In Vendetta, my heroine Nikki Boyd has a very compelling back story and it was something I wanted to incorporate into the novel. Ten years ago, her younger sister vanished and was believed to have been taken by the Angel Abductor. Nikki has been searching for Sarah ever since, and the loss compelled Nikki to quit her job as a teacher in order to join the police academy, and eventually join a newly formed missing person task force. But I didn’t want to simply start off the series having her tell someone Sarah’s story that would include dumping a bunch of back story upfront.

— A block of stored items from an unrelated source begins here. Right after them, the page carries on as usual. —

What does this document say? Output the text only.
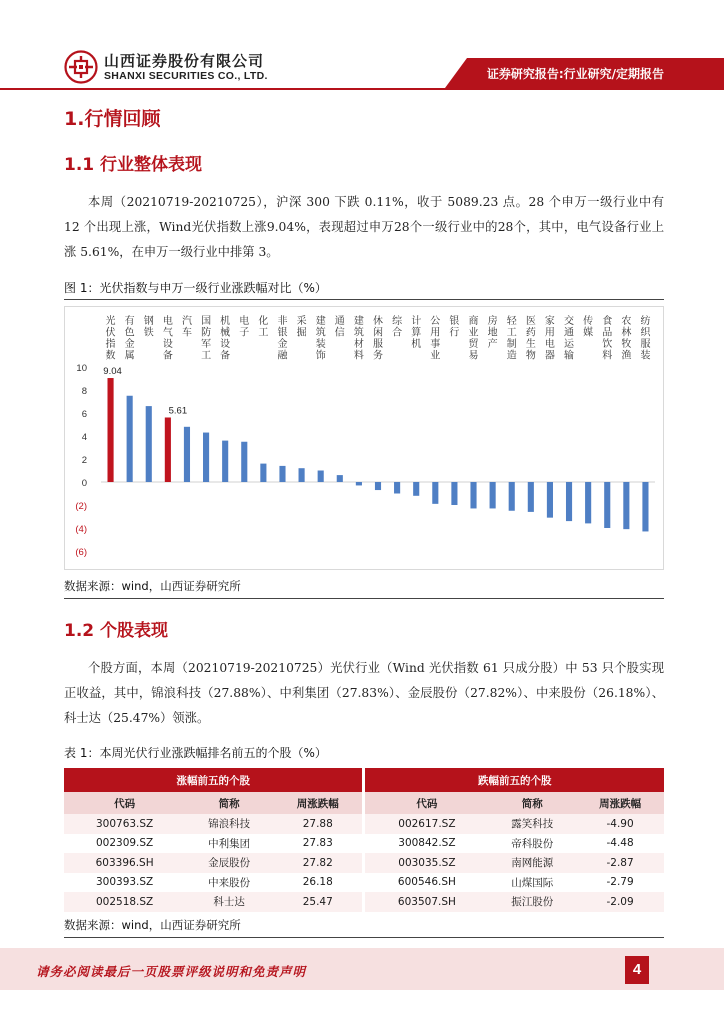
山西证券股份有限公司
SHANXI SECURITIES CO., LTD.	证券研究报告:行业研究/定期报告
1.行情回顾
1.1 行业整体表现

本周（20210719-20210725），沪深 300 下跌 0.11%，收于 5089.23 点。28 个申万一级行业中有 12 个出现上涨，Wind光伏指数上涨9.04%，表现超过申万28个一级行业中的28个，其中，电气设备行业上涨 5.61%，在申万一级行业中排第 3。

图 1：光伏指数与申万一级行业涨跌幅对比（%）
10
8
6
4
2
0
(2)
(4)
(6)
光伏指数
有色金属
钢铁
电气设备
汽车
国防军工
机械设备
电子
化工
非银金融
采掘
建筑装饰
通信
建筑材料
休闲服务
综合
计算机
公用事业
银行
商业贸易
房地产
轻工制造
医药生物
家用电器
交通运输
传媒
食品饮料
农林牧渔
纺织服装
9.04
5.61
数据来源：wind，山西证券研究所
1.2 个股表现

个股方面，本周（20210719-20210725）光伏行业（Wind 光伏指数 61 只成分股）中 53 只个股实现正收益，其中，锦浪科技（27.88%）、中利集团（27.83%）、金辰股份（27.82%）、中来股份（26.18%）、科士达（25.47%）领涨。

表 1：本周光伏行业涨跌幅排名前五的个股（%）
涨幅前五的个股			跌幅前五的个股		
代码	简称	周涨跌幅	代码	简称	周涨跌幅
300763.SZ	锦浪科技	27.88	002617.SZ	露笑科技	-4.90
002309.SZ	中利集团	27.83	300842.SZ	帝科股份	-4.48
603396.SH	金辰股份	27.82	003035.SZ	南网能源	-2.87
300393.SZ	中来股份	26.18	600546.SH	山煤国际	-2.79
002518.SZ	科士达	25.47	603507.SH	振江股份	-2.09
数据来源：wind，山西证券研究所
请务必阅读最后一页股票评级说明和免责声明	4
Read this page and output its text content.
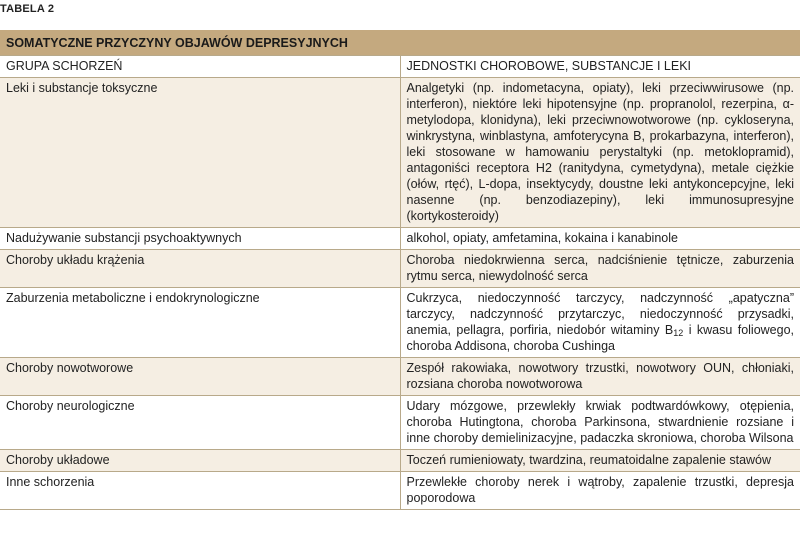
TABELA 2
SOMATYCZNE PRZYCZYNY OBJAWÓW DEPRESYJNYCH	
GRUPA SCHORZEŃ	JEDNOSTKI CHOROBOWE, SUBSTANCJE I LEKI
Leki i substancje toksyczne	Analgetyki (np. indometacyna, opiaty), leki przeciwwirusowe (np. interferon), niektóre leki hipotensyjne (np. propranolol, rezerpina, α-metylodopa, klonidyna), leki przeciwnowotworowe (np. cykloseryna, winkrystyna, winblastyna, amfoterycyna B, prokarbazyna, interferon), leki stosowane w hamowaniu perystaltyki (np. metoklopramid), antagoniści receptora H2 (ranitydyna, cymetydyna), metale ciężkie (ołów, rtęć), L-dopa, insektycydy, doustne leki antykoncepcyjne, leki nasenne (np. benzodiazepiny), leki immunosupresyjne (kortykosteroidy)
Nadużywanie substancji psychoaktywnych	alkohol, opiaty, amfetamina, kokaina i kanabinole
Choroby układu krążenia	Choroba niedokrwienna serca, nadciśnienie tętnicze, zaburzenia rytmu serca, niewydolność serca
Zaburzenia metaboliczne i endokrynologiczne	Cukrzyca, niedoczynność tarczycy, nadczynność „apatyczna” tarczycy, nadczynność przytarczyc, niedoczynność przysadki, anemia, pellagra, porfiria, niedobór witaminy $B_{12}$ i kwasu foliowego, choroba Addisona, choroba Cushinga
Choroby nowotworowe	Zespół rakowiaka, nowotwory trzustki, nowotwory OUN, chłoniaki, rozsiana choroba nowotworowa
Choroby neurologiczne	Udary mózgowe, przewlekły krwiak podtwardówkowy, otępienia, choroba Hutingtona, choroba Parkinsona, stwardnienie rozsiane i inne choroby demielinizacyjne, padaczka skroniowa, choroba Wilsona
Choroby układowe	Toczeń rumieniowaty, twardzina, reumatoidalne zapalenie stawów
Inne schorzenia	Przewlekłe choroby nerek i wątroby, zapalenie trzustki, depresja poporodowa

So as I started writing my Nikki Boyd Files series, I began thinking through ideas of both setting the tone for the series and at the same time showing Nikki’s personal motivation into why she does what she does. What if Nikki was forced to relive the past when she discovers that her sister Sarah’s abductor was back? Now Nikki had motivation not just to do her job and find a young girl who had vanished, but she had motivation on a far more personal level. After ten years, she’s still desperate to put closure to her family’s loss, but she can only do that if she finds out the truth about what happened to her sister.
For me, the set up turned out to be the perfect catalyst to really show both Nikki’s past as well as her vulnerability. It gave me a fast moving suspense plot while combining the past with the present, showed her motivation as well as who she’d become because of her loss, and on top of that her vulnerability gave me a chance to explore an unexpected romance as well.
Which was exactly what I was looking for. A complex story that would hopefully engage the reader and make them want to pick up the next book in the series to not only to see what case Nikki was working on, but to see how she deals with an unexpected romance, and the continued search for her sister.
Whether you’re a reader or a writer, it’s the stories that ‘get personal’ that keep us on the edges of our seat and begging for more!